Bruxelles, 6 giugno 2007

Libro verde sul futuro regime comune europeo in materia di asilo

Il regime comune europeo in materia di asilo, quale definito dai programmi di Tampere e dell'Aia, era concepito per essere allestito in due fasi. La prima, che comprendeva quattro strumenti giuridici principali, è ora ultimata. In conformità del programma dell'Aia, gli strumenti della seconda fase dovrebbero essere adottati entro la fine del 2010. Prima di presentare le nuove proposte, con questo libro verde la Commissione intavola un ampio dibattito sul futuro assetto del regime europeo comune in materia di asilo, invitando tutte le parti interessate a esprimere il proprio punto di vista e a formulare suggerimenti costruttivi sulla forma che il regime dovrebbe assumere.

I quattro elementi costitutivi del regime comune europeo in materia di asilo, previsti nella prima fase, sono stati varati: regolamento (CE) n. 343/2003 ("regolamento di Dublino"), direttiva 2003/9/CE ("direttiva sulle condizioni di accoglienza"), direttiva 2004/83/CE ("direttiva sulla qualifica di rifugiato o di persona altrimenti bisognosa di protezione internazionale") e direttiva 85/2005/CE ("direttiva sulle procedure per il riconoscimento e la revoca dello status di rifugiato"). Questi strumenti legislativi mirano a unificare le norme applicabili, ovvero a istituire un sistema che garantisca alle persone autenticamente bisognose di essere protette l'accesso a un livello elevato di protezione in base a requisiti equivalenti in tutti gli Stati membri, e al tempo stesso a far avere un trattamento equo ed efficiente a quanti non rispondono ai criteri per beneficiare di una protezione specifica.

L'obiettivo ultimo del regime comune europeo in materia di asilo, quale prospettato dal programma dell'Aia, consiste nell'istituire una procedura comune e uno status uniforme per tutte le persone bisognose di protezione internazionale, validi all'interno dell'intera Unione. Per concretare questo obiettivo, il programma dell'Aia invitava la Commissione a presentare gli strumenti per la seconda fase al Consiglio e al Parlamento europeo per tempo, onde permetterne l'adozione entro la fine del 2010.

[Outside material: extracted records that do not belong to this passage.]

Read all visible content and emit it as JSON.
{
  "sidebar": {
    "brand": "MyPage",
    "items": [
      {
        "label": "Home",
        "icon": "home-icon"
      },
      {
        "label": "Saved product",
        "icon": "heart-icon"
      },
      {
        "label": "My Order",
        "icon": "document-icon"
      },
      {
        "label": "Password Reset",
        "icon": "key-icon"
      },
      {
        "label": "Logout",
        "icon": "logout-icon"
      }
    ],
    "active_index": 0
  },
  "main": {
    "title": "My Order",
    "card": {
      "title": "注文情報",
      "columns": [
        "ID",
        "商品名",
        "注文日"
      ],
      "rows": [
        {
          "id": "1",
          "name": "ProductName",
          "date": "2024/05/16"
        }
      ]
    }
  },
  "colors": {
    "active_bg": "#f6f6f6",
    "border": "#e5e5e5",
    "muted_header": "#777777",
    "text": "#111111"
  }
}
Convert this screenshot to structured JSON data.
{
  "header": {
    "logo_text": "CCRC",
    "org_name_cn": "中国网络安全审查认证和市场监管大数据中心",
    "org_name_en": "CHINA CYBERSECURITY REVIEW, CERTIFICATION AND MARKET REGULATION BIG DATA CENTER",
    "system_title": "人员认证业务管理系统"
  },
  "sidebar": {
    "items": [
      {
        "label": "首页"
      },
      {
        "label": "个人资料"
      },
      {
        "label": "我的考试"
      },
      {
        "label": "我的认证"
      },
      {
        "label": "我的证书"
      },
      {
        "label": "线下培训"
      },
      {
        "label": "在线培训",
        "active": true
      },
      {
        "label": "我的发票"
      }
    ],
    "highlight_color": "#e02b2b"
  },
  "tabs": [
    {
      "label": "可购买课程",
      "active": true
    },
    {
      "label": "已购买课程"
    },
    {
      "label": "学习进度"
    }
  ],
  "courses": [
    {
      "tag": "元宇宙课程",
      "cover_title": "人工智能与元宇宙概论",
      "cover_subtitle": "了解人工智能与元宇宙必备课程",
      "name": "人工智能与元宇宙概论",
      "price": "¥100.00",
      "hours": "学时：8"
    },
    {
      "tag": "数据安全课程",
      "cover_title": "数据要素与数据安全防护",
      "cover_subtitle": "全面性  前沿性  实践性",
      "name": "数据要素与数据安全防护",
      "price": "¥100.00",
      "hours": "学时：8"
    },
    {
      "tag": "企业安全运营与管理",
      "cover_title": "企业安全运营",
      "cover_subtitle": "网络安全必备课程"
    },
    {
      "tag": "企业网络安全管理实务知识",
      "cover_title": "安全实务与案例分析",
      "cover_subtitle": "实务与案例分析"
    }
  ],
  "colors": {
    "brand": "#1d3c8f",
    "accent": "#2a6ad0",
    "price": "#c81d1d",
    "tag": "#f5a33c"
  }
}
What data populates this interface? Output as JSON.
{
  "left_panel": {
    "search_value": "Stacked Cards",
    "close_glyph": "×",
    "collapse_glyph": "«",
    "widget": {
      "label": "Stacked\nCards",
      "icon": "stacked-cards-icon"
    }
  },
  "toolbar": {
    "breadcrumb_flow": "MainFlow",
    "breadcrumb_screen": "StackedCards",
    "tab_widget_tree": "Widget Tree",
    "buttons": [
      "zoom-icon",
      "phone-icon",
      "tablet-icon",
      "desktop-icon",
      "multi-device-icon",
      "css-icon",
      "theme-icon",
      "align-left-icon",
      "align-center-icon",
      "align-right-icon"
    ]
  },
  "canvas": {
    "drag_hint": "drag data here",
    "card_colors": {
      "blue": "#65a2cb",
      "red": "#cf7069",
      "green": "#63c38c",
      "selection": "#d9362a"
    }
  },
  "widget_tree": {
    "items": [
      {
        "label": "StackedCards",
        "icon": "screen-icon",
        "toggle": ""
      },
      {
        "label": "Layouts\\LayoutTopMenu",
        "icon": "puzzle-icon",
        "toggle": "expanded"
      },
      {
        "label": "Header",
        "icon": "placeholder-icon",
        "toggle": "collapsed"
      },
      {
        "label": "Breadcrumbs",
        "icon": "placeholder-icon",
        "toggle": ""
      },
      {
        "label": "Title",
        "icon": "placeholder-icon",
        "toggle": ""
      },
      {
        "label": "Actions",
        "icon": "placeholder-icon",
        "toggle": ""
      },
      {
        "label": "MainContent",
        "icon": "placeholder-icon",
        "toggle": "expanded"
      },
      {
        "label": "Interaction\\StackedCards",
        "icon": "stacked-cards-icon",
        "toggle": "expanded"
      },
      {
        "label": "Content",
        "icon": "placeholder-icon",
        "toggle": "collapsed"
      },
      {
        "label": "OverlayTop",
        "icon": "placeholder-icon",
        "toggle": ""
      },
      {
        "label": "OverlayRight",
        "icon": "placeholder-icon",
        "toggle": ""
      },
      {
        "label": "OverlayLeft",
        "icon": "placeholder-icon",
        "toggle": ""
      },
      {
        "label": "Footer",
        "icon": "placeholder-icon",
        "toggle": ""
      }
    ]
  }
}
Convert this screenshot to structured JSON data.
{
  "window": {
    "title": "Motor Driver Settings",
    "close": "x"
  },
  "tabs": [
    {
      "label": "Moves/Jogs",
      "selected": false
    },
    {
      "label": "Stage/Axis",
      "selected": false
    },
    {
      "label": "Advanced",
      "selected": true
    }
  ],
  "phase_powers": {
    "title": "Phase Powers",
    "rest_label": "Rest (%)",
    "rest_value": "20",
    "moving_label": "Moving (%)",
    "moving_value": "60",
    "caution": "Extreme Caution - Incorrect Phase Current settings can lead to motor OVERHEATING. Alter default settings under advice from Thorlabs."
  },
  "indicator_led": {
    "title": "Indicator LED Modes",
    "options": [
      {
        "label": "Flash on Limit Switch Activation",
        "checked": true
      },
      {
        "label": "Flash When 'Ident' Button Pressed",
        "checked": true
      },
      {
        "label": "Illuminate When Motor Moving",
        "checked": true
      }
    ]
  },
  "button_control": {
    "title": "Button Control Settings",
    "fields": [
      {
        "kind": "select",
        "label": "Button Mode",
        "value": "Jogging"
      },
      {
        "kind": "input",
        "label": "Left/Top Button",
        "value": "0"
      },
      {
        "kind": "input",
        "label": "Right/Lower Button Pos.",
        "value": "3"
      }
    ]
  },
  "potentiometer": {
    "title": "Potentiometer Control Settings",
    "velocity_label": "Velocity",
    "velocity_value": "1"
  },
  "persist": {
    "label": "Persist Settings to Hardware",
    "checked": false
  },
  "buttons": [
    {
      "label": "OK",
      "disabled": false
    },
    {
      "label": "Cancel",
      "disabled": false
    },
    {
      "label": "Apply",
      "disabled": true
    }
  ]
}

Il libro verde illustra in dettaglio un'ampia serie di problematiche da affrontare nella seconda fase, e individua in particolare quattro settori principali nei quali è necessario prendere ulteriori provvedimenti, settori che costituiscono i quattro capitoli principali del testo: strumenti legislativi; misure attuative di accompagnamento; solidarietà e ripartizione degli oneri; dimensione esterna della politica di asilo.

L'obiettivo perseguito nella prima fase era quello di armonizzare gli ordinamenti giuridici degli Stati membri sulla base di norme minime comuni. Gli obiettivi nella seconda fase consisteranno nel conseguire sia un livello comune più elevato che una maggiore parità di trattamento nei vari paesi dell'Unione, garantendo nel contempo un grado maggiore di solidarietà fra gli Stati membri.

Per conseguire questi obiettivi sarà necessario colmare i divari esistenti tra le legislazioni attuali in materia di asilo, armonizzandole in base a criteri più ambiziosi. Ciò potrebbe comportare un maggiore ravvicinamento delle normative nazionali in ordine ad aspetti come le procedure alla frontiera, le procedure di ricorso o i diritti e i benefici connessi con il riconoscimento del diritto a protezione. Un progresso significativo verso l'istituzione di una procedura comune in materia di asilo verrà poi realizzata integrando nel regime europeo, quale elemento vincolante, una procedura unica per valutare le richieste di ammissione al beneficio dello status di rifugiato o di una protezione sussidiaria.

Oltre ad armonizzare le legislazioni, è necessario unificare altresì le pratiche in materia di asilo, nell'intento di migliorare qualitativamente il processo decisionale; ciò può essere realizzato ravvicinando ulteriormente la prassi e la giurisprudenza nei singoli paesi, ad esempio elaborando orientamenti comuni sull'interpretazione e sull'applicazione di vari aspetti procedurali e sostanziali inerenti all'acquis comunitario in materia di asilo – ad esempio per contrastare persecuzioni rivolte contro bambini o contro vittime di un determinato sesso, o ancora per individuare e prevenire forme di frode o di abuso. Occorre poi garantire un opportuno sostegno strutturale a tutta una serie di forme di cooperazione pratica in rapida espansione. Un'ipotesi da esplorare potrebbe consistere nel far confluire gli organi coinvolti nelle modalità concrete di cooperazione in un ufficio europeo di sostegno, che già il programma dell'Aia prospettava. Un ufficio del genere potrebbe ad esempio comprendere un servizio di formazione e offrire un sostegno strutturale alle varie attività di trattamento dei dati che gli Stati membri saranno chiamati a gestire in comune; un altro dei suoi compiti potrebbe consistere nel fornire aiuto e assistenza agli Stati membri le cui procedure di asilo e di accoglienza dovessero trovarsi esposte a una pressione troppo forte a causa di fattori come la situazione geografica.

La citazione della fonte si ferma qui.